With the `timeunit` transform. Points align to a given day at midnight.

Notice also how the left line goes beyond the bonds. That's because in my axis, I forgot to use the transformed dates instead of the raw dates. The earliest raw date is Dec 2021, 26 at 00:44 but the earliest transformed date is Sat, 25 Dec 2021 15:00:00 GMT.

Aggregating points

Using the aggregate reference, here's my first attempt:

It summed amountUsd but I lost `coinSymbol` and other columns

It removed all of the original fields. If I add coinSymbol to groupby, I get something closer to what I want.
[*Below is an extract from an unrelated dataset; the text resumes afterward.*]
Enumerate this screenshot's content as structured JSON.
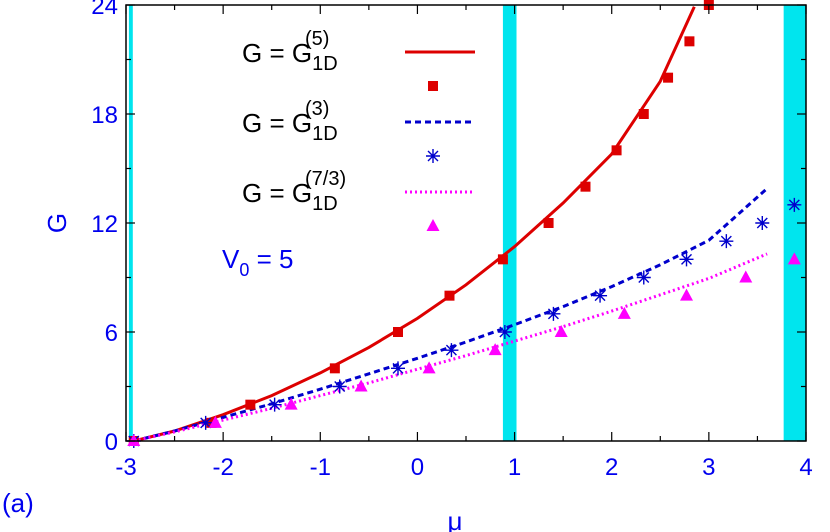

Restoring coinSymbol to get total loan amounts by date and coinSymbol

Let's add another data point for USDT on Dec 25 and check that totalAmount is computed correctly.

coinSymbol aggregates both USDT loans and totals to $298k

Yep, it works.

To finish, I simply need to adjust the scale to use  the new totalAmountUsd instead of the defunct amountUsd column, and to draw my line using totalAmountUsd for the y value.

Using actual data

And here's the chart of the latest 1000 loans:

Linear scale makes only the 2 largest coins visible.
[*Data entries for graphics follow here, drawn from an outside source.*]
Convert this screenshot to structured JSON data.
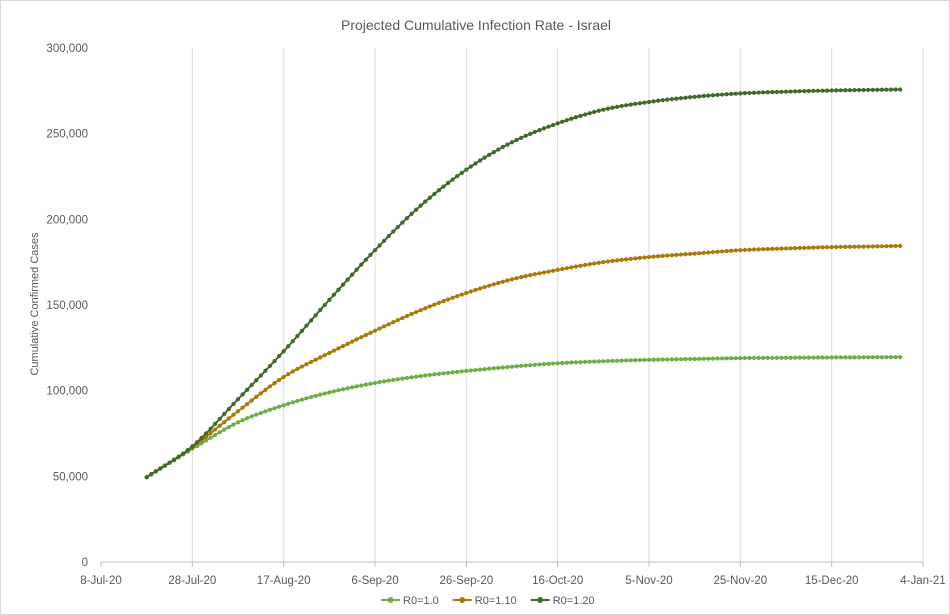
{
  "chart_data": {
    "type": "line",
    "title": "Projected Cumulative Infection Rate - Israel",
    "xlabel": "",
    "ylabel": "Cumulative Confirmed Cases",
    "x_axis": {
      "type": "date",
      "min": "2020-07-08",
      "max": "2021-01-04",
      "tick_labels": [
        "8-Jul-20",
        "28-Jul-20",
        "17-Aug-20",
        "6-Sep-20",
        "26-Sep-20",
        "16-Oct-20",
        "5-Nov-20",
        "25-Nov-20",
        "15-Dec-20",
        "4-Jan-21"
      ]
    },
    "y_axis": {
      "min": 0,
      "max": 300000,
      "tick_labels": [
        "0",
        "50,000",
        "100,000",
        "150,000",
        "200,000",
        "250,000",
        "300,000"
      ]
    },
    "grid": {
      "vertical": true,
      "horizontal": false
    },
    "legend_position": "bottom",
    "x_dates": [
      "2020-07-18",
      "2020-07-28",
      "2020-08-07",
      "2020-08-17",
      "2020-08-27",
      "2020-09-06",
      "2020-09-16",
      "2020-09-26",
      "2020-10-06",
      "2020-10-16",
      "2020-10-26",
      "2020-11-05",
      "2020-11-15",
      "2020-11-25",
      "2020-12-05",
      "2020-12-15",
      "2020-12-25",
      "2020-12-30"
    ],
    "series": [
      {
        "name": "R0=1.0",
        "color": "#70ad47",
        "values": [
          49500,
          66000,
          81500,
          91500,
          99000,
          104500,
          108500,
          111500,
          114000,
          116000,
          117200,
          118000,
          118500,
          119000,
          119200,
          119400,
          119500,
          119600
        ]
      },
      {
        "name": "R0=1.10",
        "color": "#a87a0a",
        "values": [
          49500,
          67000,
          88000,
          108000,
          122000,
          135000,
          147000,
          157000,
          165000,
          170500,
          175000,
          178000,
          180000,
          182000,
          183000,
          183800,
          184200,
          184500
        ]
      },
      {
        "name": "R0=1.20",
        "color": "#3f6a28",
        "values": [
          49500,
          67500,
          95000,
          123000,
          153000,
          182000,
          208000,
          229000,
          245000,
          256000,
          264000,
          268500,
          271500,
          273500,
          274500,
          275200,
          275600,
          275800
        ]
      }
    ]
  }
}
USDC loans dwarf everything. Let's see what it looks like in logarithmic scale.

Log scale shows details of the smallest and the largest coins.

See the code in the Vega playground.

Now we can even see tiny transactions as low as 10 dollars. Awesome! And it also exposes a bug in our graph: what if in that time frame, there is only one transaction of a certain unit? Then the line won't show up. Also what happens if there are transactions on let's say Dec 23, then nothing until Dec 26? What does it mean to have a line connect the two points? It's quite misleading. The fix would be to either:

  1. turn the line chart into a stacked bar chart. If on a certain day, there is no loan for a certain currency, the rectangle just won't show up.
  2. add synthetic data, namely zero's for days when no loan was made for a given currency.

The second approach seems much harder to implement. If I had to do it, it would be with a lookup transform (see reference). But then I need to make one intermediate table to perform the lookups from.